Blessed are the poor in spirit, for theirs is the kingdom of heaven. (Matthew 5.3 NRSV)
What an opening line! And the reward is present tense! I always say this one liner is the beginning of Jesus’ inaugural address: “Congratulations to the poor in spirit.” It is a key to everything Jesus will teach and live. Your opening line often contains your main point or leads to your main point. I wonder if most Christians have seen a simple, humble spirit as absolutely central to Jesus’ teaching?
To be “poor in spirit” means to live without a need for your own rightness, or any sense of moral superiority to anyone else. It’s a free inner emptiness, with no outer need for advancing your own reputation or any opinionated one-upmanship. If you’re actually poor in spirit it won’t be long before you’re poor in other ways too. You won’t waste the rest of your life trying to get rich because you’ll know better on the inside.

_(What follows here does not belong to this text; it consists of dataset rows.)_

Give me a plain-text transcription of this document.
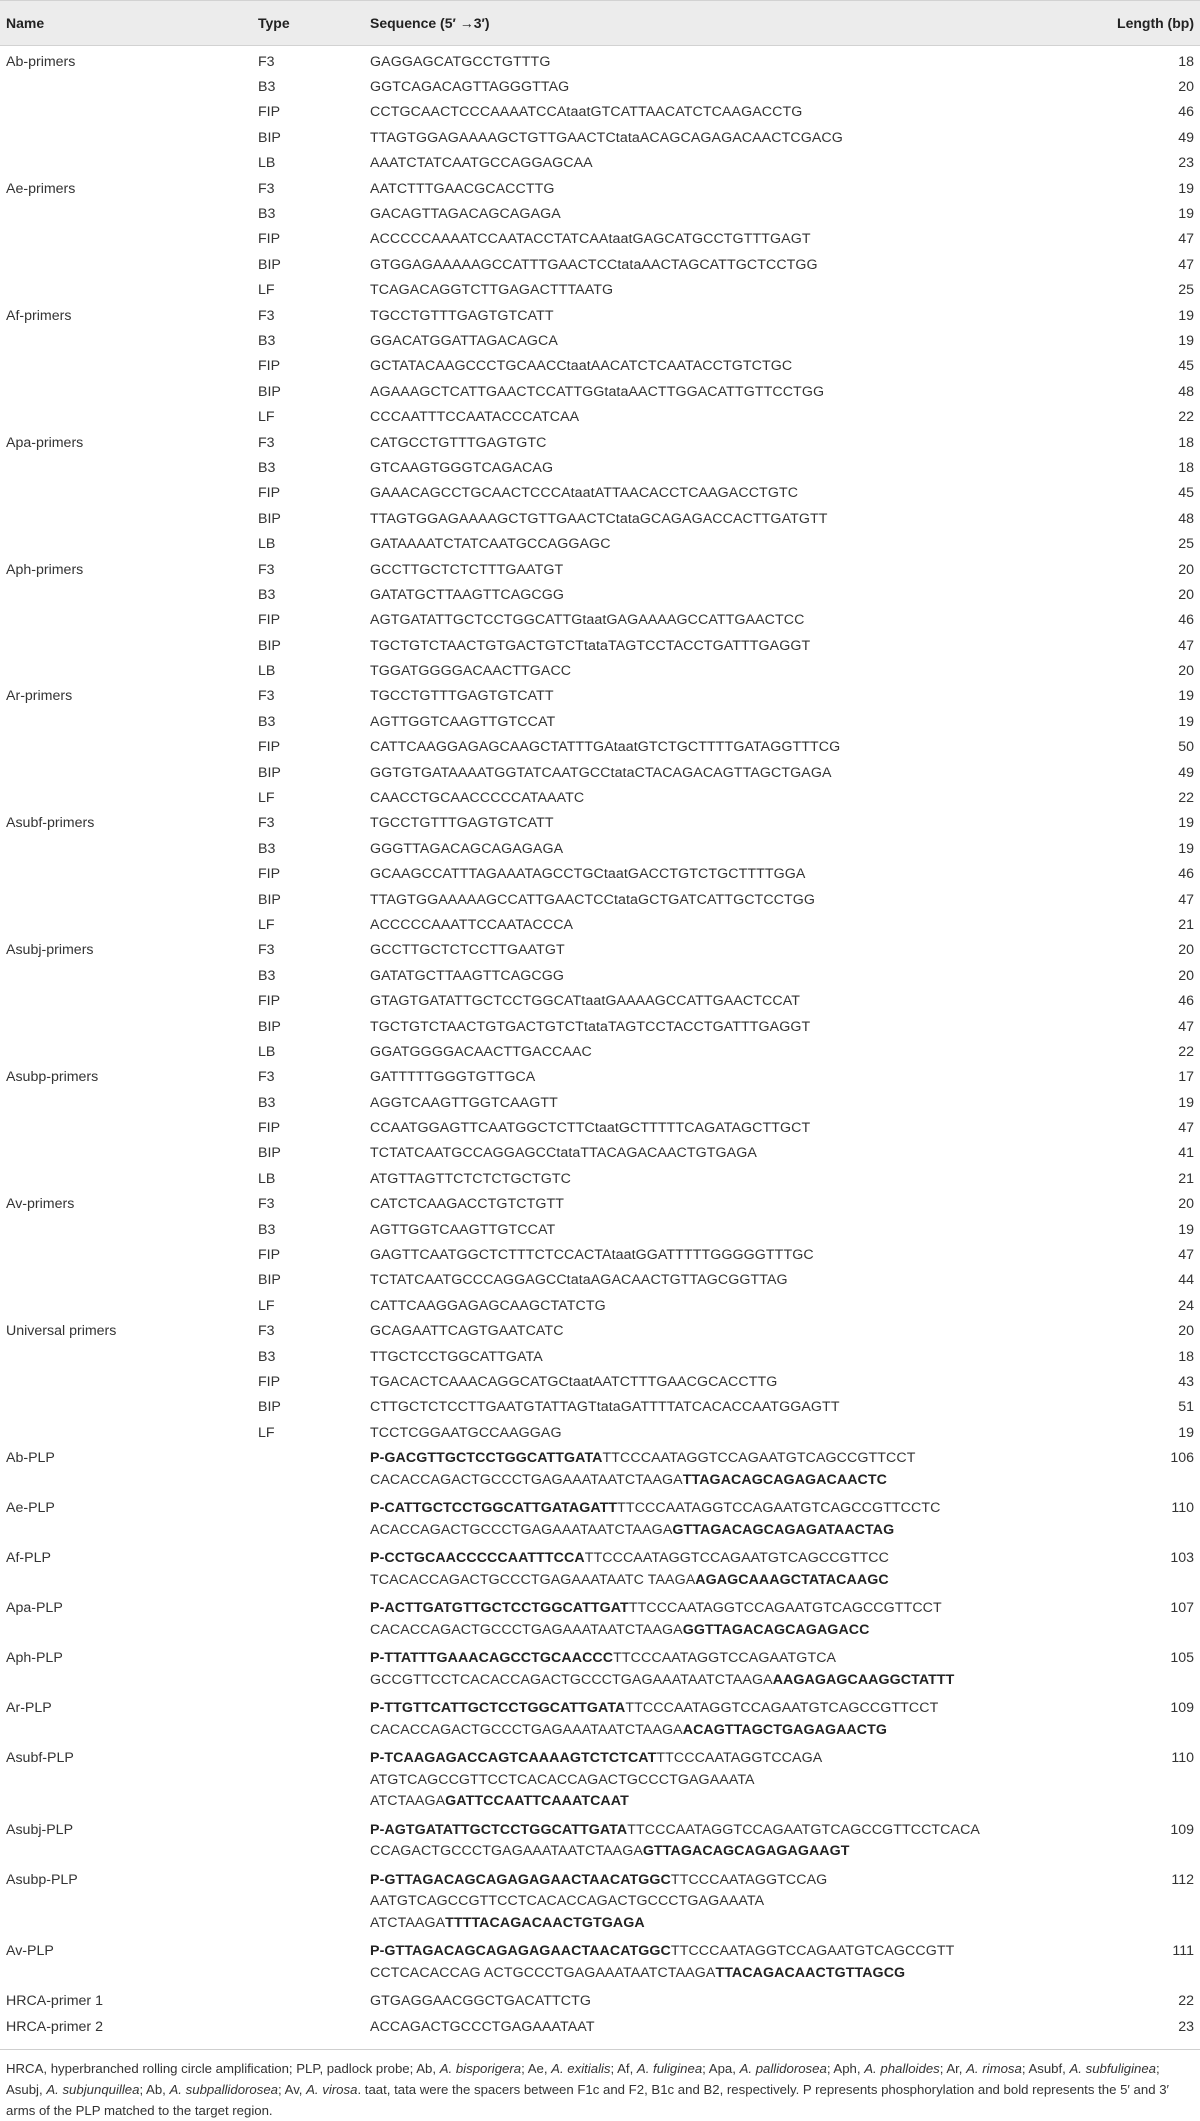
Name	Type	Sequence (5′ →3′)	Length (bp)
Ab-primers	F3	GAGGAGCATGCCTGTTTG	18
	B3	GGTCAGACAGTTAGGGTTAG	20
	FIP	CCTGCAACTCCCAAAATCCAtaatGTCATTAACATCTCAAGACCTG	46
	BIP	TTAGTGGAGAAAAGCTGTTGAACTCtataACAGCAGAGACAACTCGACG	49
	LB	AAATCTATCAATGCCAGGAGCAA	23
Ae-primers	F3	AATCTTTGAACGCACCTTG	19
	B3	GACAGTTAGACAGCAGAGA	19
	FIP	ACCCCCAAAATCCAATACCTATCAAtaatGAGCATGCCTGTTTGAGT	47
	BIP	GTGGAGAAAAAGCCATTTGAACTCCtataAACTAGCATTGCTCCTGG	47
	LF	TCAGACAGGTCTTGAGACTTTAATG	25
Af-primers	F3	TGCCTGTTTGAGTGTCATT	19
	B3	GGACATGGATTAGACAGCA	19
	FIP	GCTATACAAGCCCTGCAACCtaatAACATCTCAATACCTGTCTGC	45
	BIP	AGAAAGCTCATTGAACTCCATTGGtataAACTTGGACATTGTTCCTGG	48
	LF	CCCAATTTCCAATACCCATCAA	22
Apa-primers	F3	CATGCCTGTTTGAGTGTC	18
	B3	GTCAAGTGGGTCAGACAG	18
	FIP	GAAACAGCCTGCAACTCCCAtaatATTAACACCTCAAGACCTGTC	45
	BIP	TTAGTGGAGAAAAGCTGTTGAACTCtataGCAGAGACCACTTGATGTT	48
	LB	GATAAAATCTATCAATGCCAGGAGC	25
Aph-primers	F3	GCCTTGCTCTCTTTGAATGT	20
	B3	GATATGCTTAAGTTCAGCGG	20
	FIP	AGTGATATTGCTCCTGGCATTGtaatGAGAAAAGCCATTGAACTCC	46
	BIP	TGCTGTCTAACTGTGACTGTCTtataTAGTCCTACCTGATTTGAGGT	47
	LB	TGGATGGGGACAACTTGACC	20
Ar-primers	F3	TGCCTGTTTGAGTGTCATT	19
	B3	AGTTGGTCAAGTTGTCCAT	19
	FIP	CATTCAAGGAGAGCAAGCTATTTGAtaatGTCTGCTTTTGATAGGTTTCG	50
	BIP	GGTGTGATAAAATGGTATCAATGCCtataCTACAGACAGTTAGCTGAGA	49
	LF	CAACCTGCAACCCCCATAAATC	22
Asubf-primers	F3	TGCCTGTTTGAGTGTCATT	19
	B3	GGGTTAGACAGCAGAGAGA	19
	FIP	GCAAGCCATTTAGAAATAGCCTGCtaatGACCTGTCTGCTTTTGGA	46
	BIP	TTAGTGGAAAAAGCCATTGAACTCCtataGCTGATCATTGCTCCTGG	47
	LF	ACCCCCAAATTCCAATACCCA	21
Asubj-primers	F3	GCCTTGCTCTCCTTGAATGT	20
	B3	GATATGCTTAAGTTCAGCGG	20
	FIP	GTAGTGATATTGCTCCTGGCATtaatGAAAAGCCATTGAACTCCAT	46
	BIP	TGCTGTCTAACTGTGACTGTCTtataTAGTCCTACCTGATTTGAGGT	47
	LB	GGATGGGGACAACTTGACCAAC	22
Asubp-primers	F3	GATTTTTGGGTGTTGCA	17
	B3	AGGTCAAGTTGGTCAAGTT	19
	FIP	CCAATGGAGTTCAATGGCTCTTCtaatGCTTTTTCAGATAGCTTGCT	47
	BIP	TCTATCAATGCCAGGAGCCtataTTACAGACAACTGTGAGA	41
	LB	ATGTTAGTTCTCTCTGCTGTC	21
Av-primers	F3	CATCTCAAGACCTGTCTGTT	20
	B3	AGTTGGTCAAGTTGTCCAT	19
	FIP	GAGTTCAATGGCTCTTTCTCCACTAtaatGGATTTTTGGGGGTTTGC	47
	BIP	TCTATCAATGCCCAGGAGCCtataAGACAACTGTTAGCGGTTAG	44
	LF	CATTCAAGGAGAGCAAGCTATCTG	24
Universal primers	F3	GCAGAATTCAGTGAATCATC	20
	B3	TTGCTCCTGGCATTGATA	18
	FIP	TGACACTCAAACAGGCATGCtaatAATCTTTGAACGCACCTTG	43
	BIP	CTTGCTCTCCTTGAATGTATTAGTtataGATTTTATCACACCAATGGAGTT	51
	LF	TCCTCGGAATGCCAAGGAG	19
Ab-PLP		P-GACGTTGCTCCTGGCATTGATATTCCCAATAGGTCCAGAATGTCAGCCGTTCCT
CACACCAGACTGCCCTGAGAAATAATCTAAGATTAGACAGCAGAGACAACTC	106
Ae-PLP		P-CATTGCTCCTGGCATTGATAGATTTTCCCAATAGGTCCAGAATGTCAGCCGTTCCTC
ACACCAGACTGCCCTGAGAAATAATCTAAGAGTTAGACAGCAGAGATAACTAG	110
Af-PLP		P-CCTGCAACCCCCAATTTCCATTCCCAATAGGTCCAGAATGTCAGCCGTTCC
TCACACCAGACTGCCCTGAGAAATAATC TAAGAAGAGCAAAGCTATACAAGC	103
Apa-PLP		P-ACTTGATGTTGCTCCTGGCATTGATTTCCCAATAGGTCCAGAATGTCAGCCGTTCCT
CACACCAGACTGCCCTGAGAAATAATCTAAGAGGTTAGACAGCAGAGACC	107
Aph-PLP		P-TTATTTGAAACAGCCTGCAACCCTTCCCAATAGGTCCAGAATGTCA
GCCGTTCCTCACACCAGACTGCCCTGAGAAATAATCTAAGAAAGAGAGCAAGGCTATTT	105
Ar-PLP		P-TTGTTCATTGCTCCTGGCATTGATATTCCCAATAGGTCCAGAATGTCAGCCGTTCCT
CACACCAGACTGCCCTGAGAAATAATCTAAGAACAGTTAGCTGAGAGAACTG	109
Asubf-PLP		P-TCAAGAGACCAGTCAAAAGTCTCTCATTTCCCAATAGGTCCAGA
ATGTCAGCCGTTCCTCACACCAGACTGCCCTGAGAAATA
ATCTAAGAGATTCCAATTCAAATCAAT	110
Asubj-PLP		P-AGTGATATTGCTCCTGGCATTGATATTCCCAATAGGTCCAGAATGTCAGCCGTTCCTCACA
CCAGACTGCCCTGAGAAATAATCTAAGAGTTAGACAGCAGAGAGAAGT	109
Asubp-PLP		P-GTTAGACAGCAGAGAGAACTAACATGGCTTCCCAATAGGTCCAG
AATGTCAGCCGTTCCTCACACCAGACTGCCCTGAGAAATA
ATCTAAGATTTTACAGACAACTGTGAGA	112
Av-PLP		P-GTTAGACAGCAGAGAGAACTAACATGGCTTCCCAATAGGTCCAGAATGTCAGCCGTT
CCTCACACCAG ACTGCCCTGAGAAATAATCTAAGATTACAGACAACTGTTAGCG	111
HRCA-primer 1		GTGAGGAACGGCTGACATTCTG	22
HRCA-primer 2		ACCAGACTGCCCTGAGAAATAAT	23
HRCA, hyperbranched rolling circle amplification; PLP, padlock probe; Ab, A. bisporigera; Ae, A. exitialis; Af, A. fuliginea; Apa, A. pallidorosea; Aph, A. phalloides; Ar, A. rimosa; Asubf, A. subfuliginea; Asubj, A. subjunquillea; Ab, A. subpallidorosea; Av, A. virosa. taat, tata were the spacers between F1c and F2, B1c and B2, respectively. P represents phosphorylation and bold represents the 5′ and 3′ arms of the PLP matched to the target region.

Inner poverty precedes and lays the foundation for a simple, non-consuming lifestyle.
Richard Rohr, adapted from Jesus’ Plan for the New World, p.130
I’m not sure about Rohr’s use of “congratulations” to translate makarios—blessed seems about right to me, better too than the “happy” in many translations. This word blessing here includes, implies, makes possible the freedom, the living in God’s hand, that allows real simplicity to develop in the un-grasping heart, the heart set free at last to love.